Regarding the European Places, Lille were only one point behind Rennes and seven points behind Marseille, so qualification for the UEFA Champions League was still up in the air, aside from PSG more than likely finishing in 1st place. Lyon also miss out on qualifying for Europe at all, now finishing a mere point behind Nice, losing out on that final Europa League spot. Relegation was a little bit more certain, with Toulouse dangling down at the bottom, on just thirteen points, ten behind 19th placed Amiens. However, Amiens were only four points behind 18th placed Nîmes, who have now survived by the skin of their teeth. It is worth noting that there were still 10 matches remaining in the league – for a majority of teams – so plenty of outcomes were still anyone’s guess.
It can be forgotten just how financially rewarding, or damaging, relegation or European qualification can be. As a result of this, Lyon and Amiens are strongly considering legal action, feeling that they were hard done by the decision. Lyon released a statement, “Olympique Lyonnais reserves the right to appeal against that decision and claim damages, in particular in respect of loss of opportunity and in the light of the case-law of other professional sports which is currently under way, since the damage to the club amounts to several tens of millions of euros.” Bernard Joannin, the President of Amiens, echoed Lyon’s sentiments, “Injustice prevails. Amiens could not defend to the end, on the pitch, to remain in Ligue 1.” Both clubs, and many others, assumedly, will suffer the burdens of the LFP’s and FFF’s decision, which is a very wrong and despicable decision.

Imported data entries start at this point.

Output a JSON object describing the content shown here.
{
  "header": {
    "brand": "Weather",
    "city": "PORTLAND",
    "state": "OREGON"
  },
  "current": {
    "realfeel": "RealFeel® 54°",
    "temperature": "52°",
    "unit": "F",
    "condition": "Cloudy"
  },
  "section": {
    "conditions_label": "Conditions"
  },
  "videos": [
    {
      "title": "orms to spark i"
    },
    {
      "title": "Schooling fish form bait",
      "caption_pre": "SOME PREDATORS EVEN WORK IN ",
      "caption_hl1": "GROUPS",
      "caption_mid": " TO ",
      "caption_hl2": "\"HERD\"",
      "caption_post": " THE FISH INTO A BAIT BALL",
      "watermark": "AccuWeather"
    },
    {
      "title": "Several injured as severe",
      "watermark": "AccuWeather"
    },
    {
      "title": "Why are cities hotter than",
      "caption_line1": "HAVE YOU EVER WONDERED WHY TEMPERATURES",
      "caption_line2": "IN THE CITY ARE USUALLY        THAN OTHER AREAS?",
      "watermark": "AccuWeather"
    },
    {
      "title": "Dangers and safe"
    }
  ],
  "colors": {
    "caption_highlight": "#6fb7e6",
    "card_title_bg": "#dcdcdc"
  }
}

A league and its results are decided at the end of a season, when all matches have been completed. At the suspension of Ligue 1, when the COVID-19 pandemic began to devastate us all, the Ligue 1 still had ten matchdays remaining, rendering the season incomplete. Teams like Lyon and Amiens have every right to pursue legal action, due to the unforeseen circumstances that they have now been placed in. It’s also not as though a precedent hadn’t been set before them. Last week, the Netherlands’ Eredivisie was cancelled, with no promotion, relegation, or title being decided. It was as if the season never happened. In saying that, the Dutch federation did organise the European places at the behest of UEFA, though they hadn’t relegated, promoted or given the title to Ajax. This decision to still award European places is cruel, as were the decisions made in France, however in the Eredivisie’s case it does seem as though their arms were twisted by UEFA, so they can be excused far more so than the French authorities can be.
What remains to be seen is how will their fellow European leagues follow suit. Germany’s Bundesliga are hoping to return to play in the coming weeks, although this is granted as Germany have not been as devastated from the COVID-19 pandemic as have other European nations. Italy, one of the early epicentres of the virus, are hoping to resume training soon, and there has been no talk of any premature awarding of titles, promotion, relegation and European qualification. England remain the most interesting case, as Liverpool were clearly going to win the league. However, if you hand them the league before the season is properly completed, or if it is cancelled, then that would mean relegating a team like Bournemouth, who are 18th but level on points with Watford and West Ham. You can clearly see that cancelling a season early, but still awarding titles and places, can open up a massive can of worms.
It can only be hoped that if a league does choose, or is forced, to be cancelled, that any results are voided, and none follow the French model. To put it simply, you cannot decide the outcome of a league when it hasn’t finished, and all outcomes are still mathematically possible.